Autor: Kazimierz/Herbert (---.adsl.inetia.pl)
Data: 2017-10-27 13:43
Teologia wyzwolenia, jak i teologia feministyczna, z całym szacunkiem dla teologii, przypomina mi wykolejony pociąg prowadzony przez kobiety z "Baader-Meinhof", a więc czasy już raczej archaiczne i bardzo nieżyciowe w XXI wieku. Pomyślmy: gdybyśmy chcieli tworzyć na przykład teologię wolności, czy jeszcze inne teologie, to dokąd byśmy dojechali? Chyba tylko na pustkowia tego świata. I do tego kompletnie pomylonego ideologicznie, gdzie nikt nawet na nas nie zwróci jakiejkolwiek uwagi. Niektórzy dodadzą, że istnieje na przykład teologiczna pielęgnacja ciała, twór rodem z kultur Dalekiego Wschodu, który mówi m. in., że seks jest częścią "vis vitalis" przeznaczony dla dobra człowieka. Może na końcu dojdziemy do wniosku, że anormalność jest normalnością i w takim momencie wszystko będzie naukowo dozwolone, a jeśli ktoś tego nie będzie chciał pojąć, to feministyczne członkinie "Baader-Meinhof" nam to w odpowiedni sposób wytłumaczą. Niektórzy na kontrowersyjnych poglądach będą budowali swój naukowy autorytet tylko po to by mieć profesurę. Pamiętajmy, że Andreas Baader pod wpływem Ulriki Meinhof interesował się feminizmem, a do czego to wszystko doprowadziło? - odpowiedź pozostawmy milczeniem...

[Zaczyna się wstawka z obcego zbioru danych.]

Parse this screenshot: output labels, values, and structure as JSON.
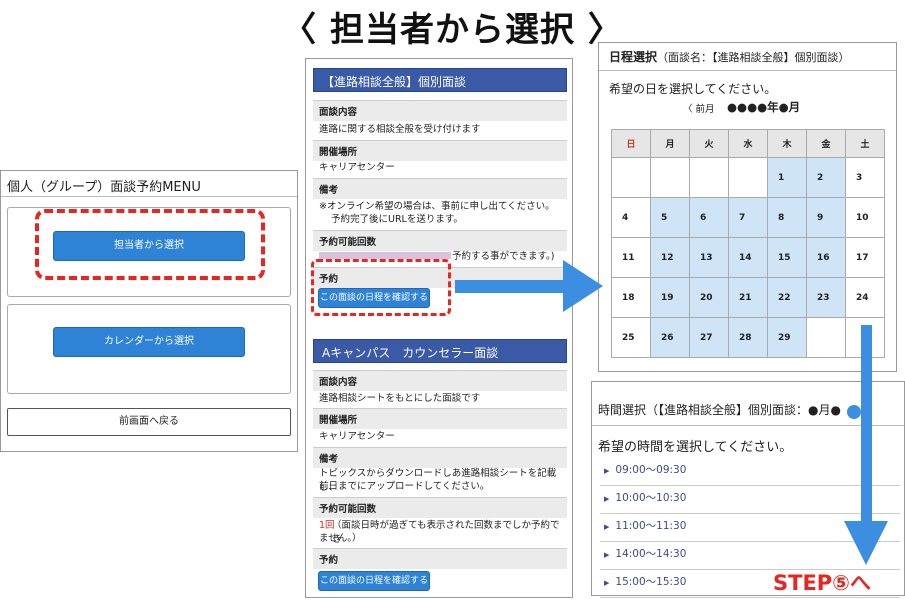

Uważam, że obecnie należałoby opisać w formie monografii problem teologii wyzwolenia z dodaniem europejskiej perspektywy, by nie patrzeć tylko na Amerykę Łacińską. Koncentrując się jednak na niemieckim "Baader-Meinhof" możemy stwierdzić, że powinno powstać opracowanie ściśle naukowe, mając na uwadze, że nie wszystkie dokumenty w tej sprawie są jeszcze jawne (sprawa finansowania organizacji). Sam temat jako taki jest chwytliwy. "Bader-Meinhof" nie była aż tak liczna i nie działała w całej RFN (sprawa raczej lokalna). Owszem były demonstracje ale nie tak liczne. Dla niektórych był to europejski przejaw teologii wyzwolenia. Pozdrawiam.